Este viernes volvemos a dejar que un libro caiga en nuestras manos
para poder compartir con ustedes el comienzo y así dejarles la
curiosidad instalada para que lo sigan leyendo.
Esta
vuelta le toca el turno a una pequeña novela para chicos no tan chicos y
grandes con ganas de divertirse: AVENTURAS Y DESVENTURAS DE CASIPERRO
DEL HAMBRE de Graciela Montes.
Capítulo I
Donde explico el comienzo de todo y reflexiono acerca de un gran sentimiento: el hambre.
Si
mi madre hubiese tenido dos tetas más, mis desdichas- y también mis
dichas, en fin, mis aventura- no habrían ni siquiera comenzado. Y digo
dos- aunque una sola habría bastado- porque he notado que las tetas
vienen casi siempre de a dos. De a dos, o de a cuatro, o de a seis... o
de a diez, como en el caso de mi madre. Nosotros fuimos once hermanos
para diez tetas, y ahí estuvo el problema. Y yo, para colmo, que nací
con hambre. Un hambre que ni se imaginan, unas ganas de tragarme el mundo que ni les cuento. Muchas veces, cuando estoy
tirado al sol rascándome la oreja se me da por pensar en mi hambre, en
por qué será que siempre ando con hambre. No sé si será un defecto mío,
que yo nací para siempre hambriento, o si será más bien que nunca tuve bastante comida.
Y todo empezó con la teta, o, mejor dicho, con la noteta, con la teta que no estaba cuando yo, recién salido de adentro de la panza de mi madre (donde, para ser sincero, había estado bastante apretujado y con la pata de mi hermana, la Manchas, siempre metida adentro de la oreja), muerto de hambre y de soledad y de frío, con los ojos todavía cerrados, sin haber visto nada del mundo, perdido y a tientas, empecé a buscar.
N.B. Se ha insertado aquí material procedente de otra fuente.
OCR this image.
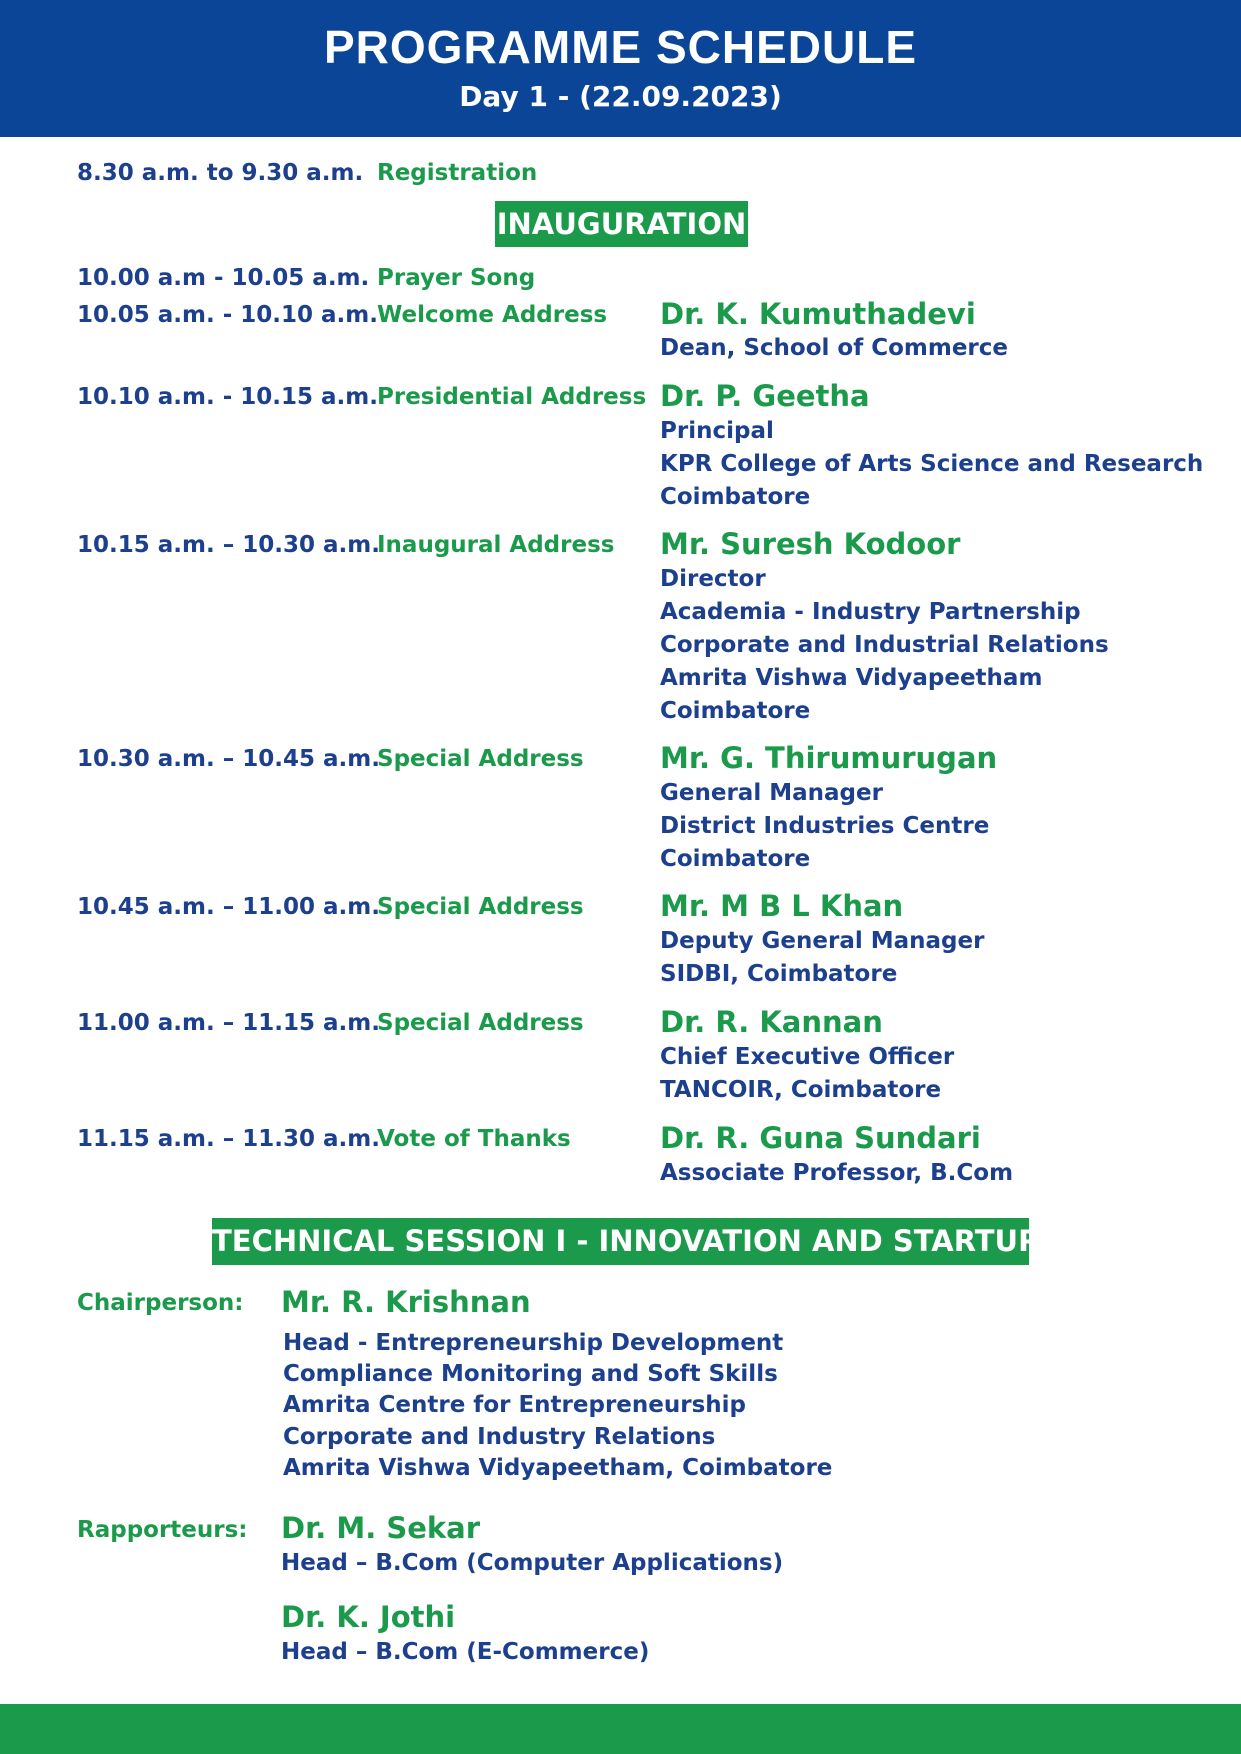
PROGRAMME SCHEDULE
Day 1 - (22.09.2023)
8.30 a.m. to 9.30 a.m. Registration
INAUGURATION
10.00 a.m - 10.05 a.m. Prayer Song
10.05 a.m. - 10.10 a.m. Welcome Address Dr. K. Kumuthadevi
Dean, School of Commerce
10.10 a.m. - 10.15 a.m. Presidential Address Dr. P. Geetha
Principal
KPR College of Arts Science and Research
Coimbatore
10.15 a.m. – 10.30 a.m.
Inaugural Address Mr. Suresh Kodoor
Director
Academia - Industry Partnership
Corporate and Industrial Relations
Amrita Vishwa Vidyapeetham
Coimbatore
10.30 a.m. – 10.45 a.m.
Special Address	Mr. G. Thirumurugan
General Manager
District Industries Centre
Coimbatore
10.45 a.m. – 11.00 a.m.
Special Address	Mr. M B L Khan
Deputy General Manager
SIDBI, Coimbatore
11.00 a.m. – 11.15 a.m.
Special Address	Dr. R. Kannan
Chief Executive Officer
TANCOIR, Coimbatore
11.15 a.m. – 11.30 a.m.
Vote of Thanks	Dr. R. Guna Sundari
Associate Professor, B.Com
TECHNICAL SESSION I - INNOVATION AND STARTUPS
Chairperson: Mr. R. Krishnan
Head - Entrepreneurship Development
Compliance Monitoring and Soft Skills
Amrita Centre for Entrepreneurship
Corporate and Industry Relations
Amrita Vishwa Vidyapeetham, Coimbatore
Rapporteurs: Dr. M. Sekar
Head – B.Com (Computer Applications)
Dr. K. Jothi
Head – B.Com (E-Commerce)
Y al buscar encontré. Encontré el lado de afuera de la panza, que no era tan blando ni tan tibio como el lado de adentro pero que de todos modos resultaab atractivo y bastante interesante.
Y, habiendo encontrado, empujé: me abrí sitio lo mejor que pude entre esa muchedumbre de hermanos que acababan de hacer el mismo descubrimiento que yo. Y por fin llegué. Y me ubiqué. Y abrí la boca confiado...
Pero no. No y no. Para mi gran desolación ya no quedaban más tetas.
Mis hermanos y hermanas chupaban chochos de contento y mi madre de a ratos se quedaba echada descansando y de a ratos alzaba la cabeza, los olisqueaba y les daba unos lengüetazos largos y jugosos. La pobre no sabía contar, se ve, porque insistía en empujarme a mí también contra el montón de hijos que tenía ahí abajo, sin darse cuenta de que yo era el número once y que, por lo tanto, le sobraba un hijo o le faltaba una teta, que más o menos viene a ser lo mismo. A mí me daba no sé qué contradecirla, y me quedé nomás amontonado con los demás, en parte porque al menos ligaba alguno que otro lengüetazo, que no es lo mismo que la leche, pero que sus alegrías tien, y en parte porque noté que, si me quedaba bien cerca del Tigre, algo podía llegar a atrapar.